A Fiscalização do Conselho de Enfermagem do Paraná (Coren/PR) encaminhou para a delegacia uma mulher de 36 anos que atuava como técnica de enfermagem com um registro falsificado do Conselho em uma unidade privada de atendimento a pacientes com covid-19 no bairro Boqueirão, em Curitiba.

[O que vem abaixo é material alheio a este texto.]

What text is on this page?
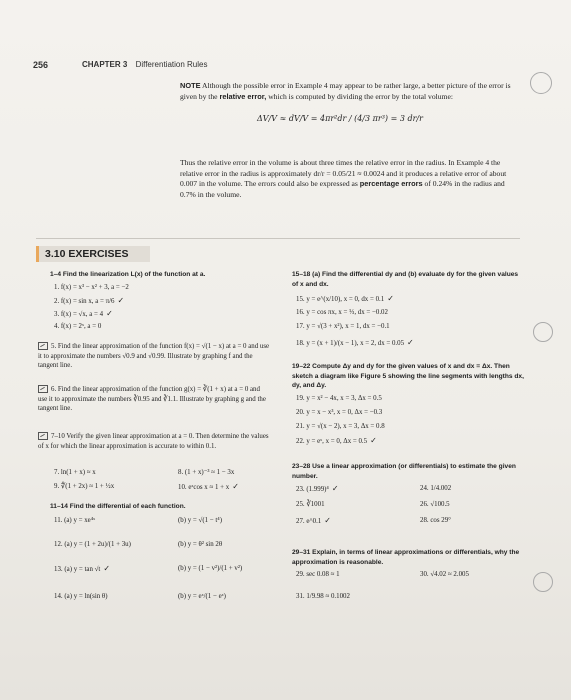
256	CHAPTER 3 Differentiation Rules
NOTE Although the possible error in Example 4 may appear to be rather large, a better picture of the error is given by the relative error, which is computed by dividing the error by the total volume:
ΔV/V ≈ dV/V = 4πr²dr / (4/3 πr³) = 3 dr/r
Thus the relative error in the volume is about three times the relative error in the radius. In Example 4 the relative error in the radius is approximately dr/r = 0.05/21 ≈ 0.0024 and it produces a relative error of about 0.007 in the volume. The errors could also be expressed as percentage errors of 0.24% in the radius and 0.7% in the volume.
3.10 EXERCISES
1–4 Find the linearization L(x) of the function at a.
1. f(x) = x³ − x² + 3, a = −2
2. f(x) = sin x, a = π/6 ✓
3. f(x) = √x, a = 4 ✓
4. f(x) = 2ˣ, a = 0
5. Find the linear approximation of the function f(x) = √(1 − x) at a = 0 and use it to approximate the numbers √0.9 and √0.99. Illustrate by graphing f and the tangent line.
6. Find the linear approximation of the function g(x) = ∛(1 + x) at a = 0 and use it to approximate the numbers ∛0.95 and ∛1.1. Illustrate by graphing g and the tangent line.
7–10 Verify the given linear approximation at a = 0. Then determine the values of x for which the linear approximation is accurate to within 0.1.
7. ln(1 + x) ≈ x	8. (1 + x)⁻³ ≈ 1 − 3x
9. ∜(1 + 2x) ≈ 1 + ½x	10. eˣcos x ≈ 1 + x ✓
11–14 Find the differential of each function.
11. (a) y = xe⁴ˣ	(b) y = √(1 − t⁴)
12. (a) y = (1 + 2u)/(1 + 3u)	(b) y = θ² sin 2θ
13. (a) y = tan √t ✓	(b) y = (1 − v²)/(1 + v²)
14. (a) y = ln(sin θ)	(b) y = eˣ/(1 − eˣ)
15–18 (a) Find the differential dy and (b) evaluate dy for the given values of x and dx.
15. y = e^(x/10), x = 0, dx = 0.1 ✓
16. y = cos πx, x = ⅓, dx = −0.02
17. y = √(3 + x²), x = 1, dx = −0.1
18. y = (x + 1)/(x − 1), x = 2, dx = 0.05 ✓
19–22 Compute Δy and dy for the given values of x and dx = Δx. Then sketch a diagram like Figure 5 showing the line segments with lengths dx, dy, and Δy.
19. y = x² − 4x, x = 3, Δx = 0.5
20. y = x − x³, x = 0, Δx = −0.3
21. y = √(x − 2), x = 3, Δx = 0.8
22. y = eˣ, x = 0, Δx = 0.5 ✓
23–28 Use a linear approximation (or differentials) to estimate the given number.
23. (1.999)⁴ ✓	24. 1/4.002
25. ∛1001	26. √100.5
27. e^0.1 ✓	28. cos 29°
29–31 Explain, in terms of linear approximations or differentials, why the approximation is reasonable.
29. sec 0.08 ≈ 1	30. √4.02 ≈ 2.005
31. 1/9.98 ≈ 0.1002
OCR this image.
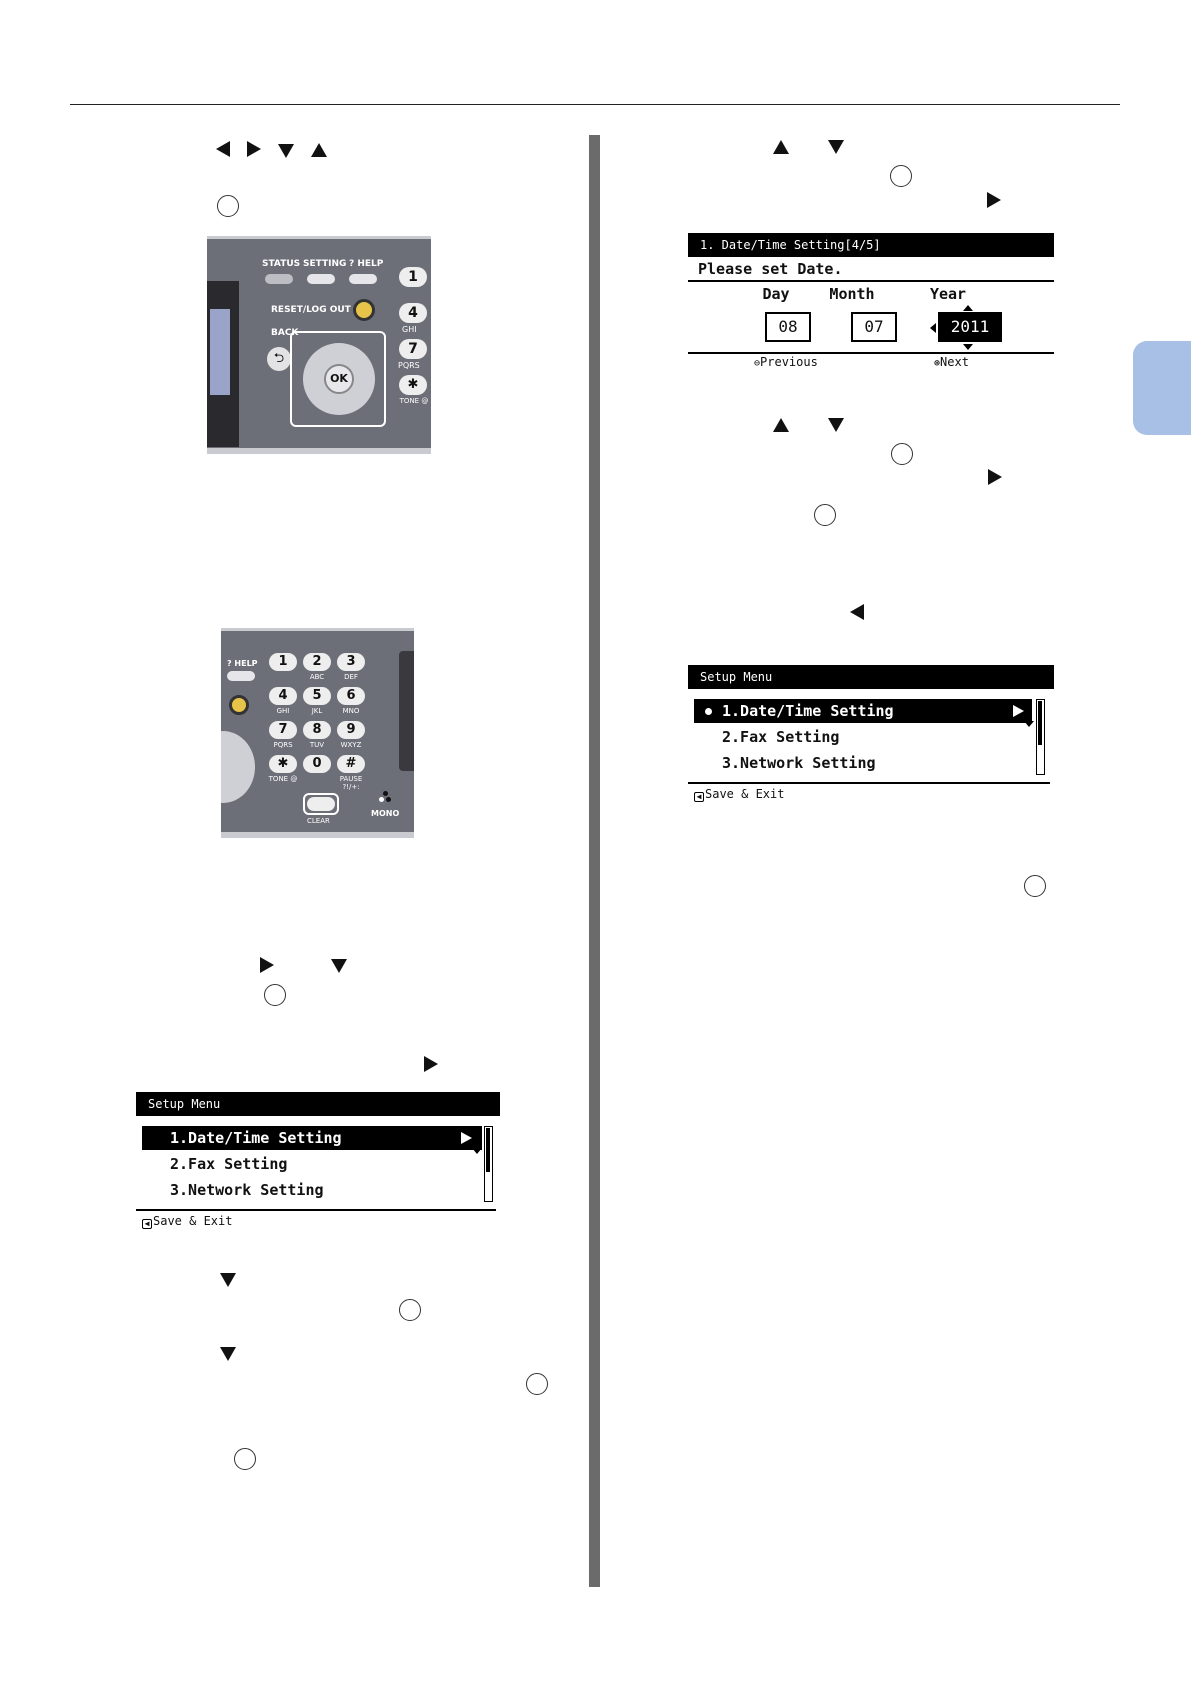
STATUS SETTING ? HELP
RESET/LOG OUT
BACK
⮌
OK
1
4
GHI
7
PQRS
✱
TONE @
? HELP	1	2
ABC
3
DEF
4
GHI
5
JKL
6
MNO
7
PQRS
8
TUV
9
WXYZ
✱
TONE @
0	#
PAUSE ?!/+:
CLEAR
MONO
Setup Menu
1.Date/Time Setting
2.Fax Setting
3.Network Setting
◀ Save & Exit
1. Date/Time Setting[4/5]
Please set Date.
Day	Month	Year
08	07	2011
⊖Previous	⊛Next
Setup Menu
1.Date/Time Setting
2.Fax Setting
3.Network Setting
◀ Save & Exit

A ação, em parceria com o 7º Distrito da Polícia Civil, ocorreu na tarde desta quinta-feira, dia 30.

Após constatação da situação de falsificação, as enfermeiras fiscais do Coren/PR, acompanhadas do delegado Rodrigo Souza e do superintendente Mohamed Abidin, fizeram a abordagem na instituição em que a mulher trabalhava para recolher o documento falsificado e garantir o afastamento imediato da suposta profissional das atividades de Enfermagem.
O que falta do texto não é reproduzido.